Background: First described in 1972, idiopathic subglottic stenosis (iSGS) is a serious chronic orphan disease characterised by recurrent scarring of the subglottis. Although the cause is unknown, iSGS is almost exclusively restricted to Caucasian females typically in their fourth to sixth decade. However, given its rare incidence (1:400,000), understanding the clinical trajectory and molecular factors associated with iSGS disease development and prognosis has been difficult. In the current study we sought to unravel the pathogenesis of iSGS at the clinical, transcriptional, and genetic level in a prospective cohort.

Methods: We prospectively enrolled 126 patients with iSGS, 104 controls, and 13 patients with traumatic SGS. Within this cohort, we profiled 114 human epiglottis and 121 human subglottis biopsies across three different conditions: control, iSGS, and intubation-related traumatic stenosis using bulk and single nucleus RNA-sequencing. Whole exome sequencing for germline variants was performed for 70 controls and 75 patients with iSGS.

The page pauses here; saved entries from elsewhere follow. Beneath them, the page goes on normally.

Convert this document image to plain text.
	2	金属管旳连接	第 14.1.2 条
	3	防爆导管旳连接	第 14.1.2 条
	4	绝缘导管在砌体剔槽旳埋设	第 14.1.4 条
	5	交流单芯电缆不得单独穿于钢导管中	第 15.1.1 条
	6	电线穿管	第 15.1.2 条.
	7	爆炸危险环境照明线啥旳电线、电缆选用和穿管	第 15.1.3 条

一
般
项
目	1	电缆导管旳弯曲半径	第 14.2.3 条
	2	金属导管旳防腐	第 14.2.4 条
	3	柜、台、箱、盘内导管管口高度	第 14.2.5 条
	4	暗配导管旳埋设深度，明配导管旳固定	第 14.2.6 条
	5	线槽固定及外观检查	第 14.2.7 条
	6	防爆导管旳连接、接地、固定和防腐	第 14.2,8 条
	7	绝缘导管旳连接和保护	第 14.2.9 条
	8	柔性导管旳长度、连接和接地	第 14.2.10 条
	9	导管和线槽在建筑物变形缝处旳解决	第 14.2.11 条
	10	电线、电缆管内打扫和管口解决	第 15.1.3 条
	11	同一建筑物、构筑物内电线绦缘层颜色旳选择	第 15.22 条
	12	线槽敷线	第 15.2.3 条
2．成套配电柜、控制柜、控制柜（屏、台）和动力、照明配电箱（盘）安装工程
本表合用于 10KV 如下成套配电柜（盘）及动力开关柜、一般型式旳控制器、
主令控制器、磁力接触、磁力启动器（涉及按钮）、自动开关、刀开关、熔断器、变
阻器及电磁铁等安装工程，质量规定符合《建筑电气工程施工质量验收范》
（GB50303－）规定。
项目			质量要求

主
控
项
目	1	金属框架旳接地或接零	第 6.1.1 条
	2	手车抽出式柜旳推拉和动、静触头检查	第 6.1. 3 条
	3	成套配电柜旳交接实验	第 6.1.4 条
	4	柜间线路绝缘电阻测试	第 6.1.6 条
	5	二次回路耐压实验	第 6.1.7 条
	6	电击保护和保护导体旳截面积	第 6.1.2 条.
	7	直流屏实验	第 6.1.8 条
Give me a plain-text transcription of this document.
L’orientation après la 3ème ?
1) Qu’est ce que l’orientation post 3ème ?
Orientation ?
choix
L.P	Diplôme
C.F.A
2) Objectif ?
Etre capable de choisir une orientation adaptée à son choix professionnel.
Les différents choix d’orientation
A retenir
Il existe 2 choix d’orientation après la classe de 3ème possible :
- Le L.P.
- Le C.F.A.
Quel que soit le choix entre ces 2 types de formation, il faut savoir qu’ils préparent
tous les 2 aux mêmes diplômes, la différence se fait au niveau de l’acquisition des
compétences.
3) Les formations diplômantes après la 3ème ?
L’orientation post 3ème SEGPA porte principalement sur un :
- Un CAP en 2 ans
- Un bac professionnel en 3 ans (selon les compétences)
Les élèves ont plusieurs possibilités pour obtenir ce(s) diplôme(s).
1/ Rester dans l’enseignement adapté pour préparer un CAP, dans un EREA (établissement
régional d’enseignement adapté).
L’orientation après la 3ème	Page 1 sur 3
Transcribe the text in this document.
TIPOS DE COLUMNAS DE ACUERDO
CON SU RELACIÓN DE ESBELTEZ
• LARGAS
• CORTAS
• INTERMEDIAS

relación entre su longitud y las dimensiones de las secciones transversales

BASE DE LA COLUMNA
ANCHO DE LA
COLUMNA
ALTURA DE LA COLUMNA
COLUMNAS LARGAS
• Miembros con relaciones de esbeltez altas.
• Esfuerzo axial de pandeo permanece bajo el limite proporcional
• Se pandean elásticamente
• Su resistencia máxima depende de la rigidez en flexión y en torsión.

Findings: Patients with iSGS received a median number of five (range 0-18) surgical dilations at a rate of 1.031 dilations (range: 0.12-6.2) per year. Older age at diagnosis and higher Cotton-Myers grade were associated with increased number of surgical dilations over time. Cohort-level bulk transcriptomics found that iSGS pathology was restricted within the subglottis and did not affect anatomically adjacent epiglottis, opposite to previous hypotheses. We further identified cellular subsets associated with iSGS prognosis and severity. Finally, patients with iSGS exhibit lower testosterone predicted using a polygenic score.

Interpretation: Together, our data refines our understanding of laryngeal biology and provides insights into the clinical trajectory of subglottic stenoses. Future research should explore the role of testosterone in the development of iSGS.

Funding: This study was funded by a grant from the American Laryngology Association (#1082), an Academic Medical Organization of Southwestern Ontario innovation fund grant (INN21-016), grant support from the Departments of Otolaryngology-Head and Neck Surgery at University of Toronto and Western University. ACN was supported by the Wolfe Surgical Research Professorship in the Biology of Head and Neck Cancers Fund. PYFZ was supported by a Vanier Canada Graduate Scholarship and PSI foundation fellowship.